Mindkin: Mind Over Chatter
“He said he liked opera when we met online, and then he falls asleep during every single performance we’ve ever been to!”
“Her bio says she likes programming. I meet her for the first time, and she doesn’t know what Java is! She thought it was a tropical fruit!”
Ever get tired of people pretending to be things they really aren’t on online social networking sites? Mindkin (www.mindkin.com), a new site for social networking pioneered by students from Carnegie Mellon’s own Language Technologies Institute and the CS Department, attempts to solve this problem. Instead of letting people write whatever they like on their personal bios, Mindkin defines your social profile by literally reading your thoughts, likes, and dislikes.
Users of Mindkin, after logging on, are faced with a large screen filled with what seems to be random text floating at varying speeds. In reality, it’s a “thoughtstream” filled with the thoughts of every user of Mindkin.
It’s almost like a Pensieve (a Harry Potter creation), but real — and online. Users can contribute anything at all in their mind to the thoughtstream, simply by typing it into a text box. These thoughts will then flow into the thoughtstream anonymously, where the rest of the world can see them.
But some might wonder what to do with those thoughts. Each thought can be dragged into one of two little boxes, labeled “Like” and “Dislike,” which are pretty much self-explanatory. The website then matches you with people whose thoughts you like and hides the rest.
As you like the thoughts from a person, pieces of their picture are gradually revealed to you. Eventually, when you’ve liked enough thoughts from one person, the full picture, bio, and e-mail address of the person is unveiled, allowing you to take the friendship beyond Mindkin.
The goal of Mindkin is to allow its users to be evaluated based on their thoughts, rather than what they choose to write about themselves. Still, don’t be so hasty to delete your Facebook account. It’s unlikely that Mindkin will ever replace Facebook and its kin in the world of online socializing. After all, a lot of people believe that “opposites attract” — people don’t just want friends with similar interests. Often, you’re great friends with people who you really don’t have anything in common with at all.

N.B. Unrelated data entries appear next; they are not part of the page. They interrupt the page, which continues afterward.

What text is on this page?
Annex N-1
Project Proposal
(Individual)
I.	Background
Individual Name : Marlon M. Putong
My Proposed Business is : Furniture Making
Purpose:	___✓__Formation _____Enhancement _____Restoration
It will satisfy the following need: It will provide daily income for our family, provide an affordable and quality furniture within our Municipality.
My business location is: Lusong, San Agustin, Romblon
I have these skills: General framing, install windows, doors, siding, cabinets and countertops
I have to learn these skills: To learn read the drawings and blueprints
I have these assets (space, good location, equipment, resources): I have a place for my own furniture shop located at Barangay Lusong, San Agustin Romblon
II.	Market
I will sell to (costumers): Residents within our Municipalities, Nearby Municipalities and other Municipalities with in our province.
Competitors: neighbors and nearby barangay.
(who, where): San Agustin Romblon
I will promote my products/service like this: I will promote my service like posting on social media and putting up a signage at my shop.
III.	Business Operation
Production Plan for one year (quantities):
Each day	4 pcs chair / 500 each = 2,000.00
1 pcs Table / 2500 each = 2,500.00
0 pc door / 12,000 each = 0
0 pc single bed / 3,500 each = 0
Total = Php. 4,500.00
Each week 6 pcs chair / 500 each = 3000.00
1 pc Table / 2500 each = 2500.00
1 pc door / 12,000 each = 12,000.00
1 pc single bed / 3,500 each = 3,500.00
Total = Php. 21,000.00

Right now, Mindkin is in beta testing, and open only to CMU students; however, expansions toward global membership are expected in the near future.
If there is enough support for Mindkin from the students, the LCD — on display all last week in Kirr Commons — may be made a permanent feature. Perhaps Mindkin will become CMU’s e-Fence (as one Mindkin user thought), the online version of that old rickety thing where lovers used to meet in the days of Andrew Carnegie.